Efficient Approximation of Centrality Measures in Uncertain Graphs
Daniel Ketels
TL;DR
This work tackles efficient approximation of distance-based centrality in uncertain graphs $\mathcal{G}=(V,E,P)$ by developing possible-shortest-path (PSP) based heuristics. It introduces two algorithms: PSP-betweenness and PSP-harmonic, which estimate distance distributions $p_{s,t}(k)$ via PSPs and compute $\overline{B}(v)$ and $\overline{H}(v)$ without exhaustive sampling. The approach leverages an exploration mechanism to prune edges and estimates relative path probabilities $\overline{Pr}(\pi)$, enabling scalable computation on modest graphs and providing insights into the tradeoffs between accuracy, runtime, and memory.

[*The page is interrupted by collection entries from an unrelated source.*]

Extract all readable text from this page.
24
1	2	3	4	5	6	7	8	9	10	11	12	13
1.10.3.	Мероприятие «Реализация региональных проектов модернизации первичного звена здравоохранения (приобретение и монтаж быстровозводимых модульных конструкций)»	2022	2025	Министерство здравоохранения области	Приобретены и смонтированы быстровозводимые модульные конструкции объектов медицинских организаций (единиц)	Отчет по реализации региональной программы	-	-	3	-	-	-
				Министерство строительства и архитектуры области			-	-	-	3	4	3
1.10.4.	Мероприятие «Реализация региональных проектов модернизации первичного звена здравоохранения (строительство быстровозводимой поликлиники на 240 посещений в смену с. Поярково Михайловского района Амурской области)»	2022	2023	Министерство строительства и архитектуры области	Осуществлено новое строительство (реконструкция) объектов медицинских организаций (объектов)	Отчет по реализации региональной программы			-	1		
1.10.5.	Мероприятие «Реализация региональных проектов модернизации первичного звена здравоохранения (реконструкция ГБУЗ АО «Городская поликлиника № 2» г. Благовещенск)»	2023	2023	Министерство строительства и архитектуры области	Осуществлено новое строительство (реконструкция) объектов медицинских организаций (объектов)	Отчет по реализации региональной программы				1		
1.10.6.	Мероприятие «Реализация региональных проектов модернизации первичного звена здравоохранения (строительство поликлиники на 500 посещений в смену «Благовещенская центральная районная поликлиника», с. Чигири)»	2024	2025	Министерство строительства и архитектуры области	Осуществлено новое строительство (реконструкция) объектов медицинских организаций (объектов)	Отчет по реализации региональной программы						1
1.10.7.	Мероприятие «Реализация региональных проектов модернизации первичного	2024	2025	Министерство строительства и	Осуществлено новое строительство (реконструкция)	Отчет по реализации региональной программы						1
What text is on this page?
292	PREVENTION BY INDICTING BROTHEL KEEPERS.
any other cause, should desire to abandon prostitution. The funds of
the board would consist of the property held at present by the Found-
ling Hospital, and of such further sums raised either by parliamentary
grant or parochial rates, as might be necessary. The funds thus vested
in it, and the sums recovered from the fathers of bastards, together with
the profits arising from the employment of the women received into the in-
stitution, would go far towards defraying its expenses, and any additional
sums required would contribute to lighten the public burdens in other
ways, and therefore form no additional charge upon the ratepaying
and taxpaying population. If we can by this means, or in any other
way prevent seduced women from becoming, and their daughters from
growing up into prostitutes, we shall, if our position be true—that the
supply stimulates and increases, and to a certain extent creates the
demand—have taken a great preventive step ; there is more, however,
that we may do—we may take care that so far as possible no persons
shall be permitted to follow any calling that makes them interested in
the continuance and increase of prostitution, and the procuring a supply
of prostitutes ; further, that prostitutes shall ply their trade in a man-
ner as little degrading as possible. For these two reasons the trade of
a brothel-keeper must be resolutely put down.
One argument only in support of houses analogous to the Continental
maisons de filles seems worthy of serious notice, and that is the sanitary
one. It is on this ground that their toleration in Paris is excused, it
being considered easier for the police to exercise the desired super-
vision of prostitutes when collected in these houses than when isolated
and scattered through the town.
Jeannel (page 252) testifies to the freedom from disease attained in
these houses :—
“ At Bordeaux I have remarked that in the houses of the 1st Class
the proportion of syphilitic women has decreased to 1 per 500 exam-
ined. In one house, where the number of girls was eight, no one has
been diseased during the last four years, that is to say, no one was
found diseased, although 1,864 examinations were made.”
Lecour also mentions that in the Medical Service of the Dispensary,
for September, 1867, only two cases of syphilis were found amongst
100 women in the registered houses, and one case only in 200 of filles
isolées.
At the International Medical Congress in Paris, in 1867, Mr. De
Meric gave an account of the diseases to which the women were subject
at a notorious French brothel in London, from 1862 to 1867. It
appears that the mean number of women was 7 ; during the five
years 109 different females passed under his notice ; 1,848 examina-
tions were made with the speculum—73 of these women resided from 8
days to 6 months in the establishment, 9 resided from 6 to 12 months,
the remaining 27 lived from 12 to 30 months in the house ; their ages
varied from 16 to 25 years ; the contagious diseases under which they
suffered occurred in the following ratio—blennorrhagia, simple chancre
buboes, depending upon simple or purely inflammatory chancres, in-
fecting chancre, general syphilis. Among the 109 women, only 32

Empirical results show strong ranking accuracy for PSP-betweenness against Monte Carlo across randomized and real-world graphs, while PSP-harmonic achieves competitive runtime but with more variable accuracy and notable memory constraints on large graphs. The study highlights practical limitations and outlines concrete directions for memory-efficient variants and alternative distance formulations to enable broader applicability.
Abstract
In this thesis I propose an algorithm to heuristically calculate different distance measures on uncertain graphs (i.e. graphs where edges only exist with a certain probability) and apply this to the heuristic calculation of harmonic closeness centrality. This approach is mainly based on previous work on the calculation of distance measures by Potamias et al. and on a heuristic algorithm for betweenness centrality by Chenxu Wang and Ziyuan Lin. I extend on their research by using the concept of possible shortest paths, applying them to the afformentioned distances. To the best of my knowledge, this algorithmic approach has never been studied before. I will compare my heuristic results for harmonic closeness against the Monte Carlo method both in runtime and accuracy. Similarly, I will conduct new experiments on the betweenness centrality heuristic proposed y Chenxu Wang and Ziyuan Lin to test its efficacy on a bigger variety of instances. Finally, I will test both of these algorithms on large scale graphs to evaluate the scalability of their runtime.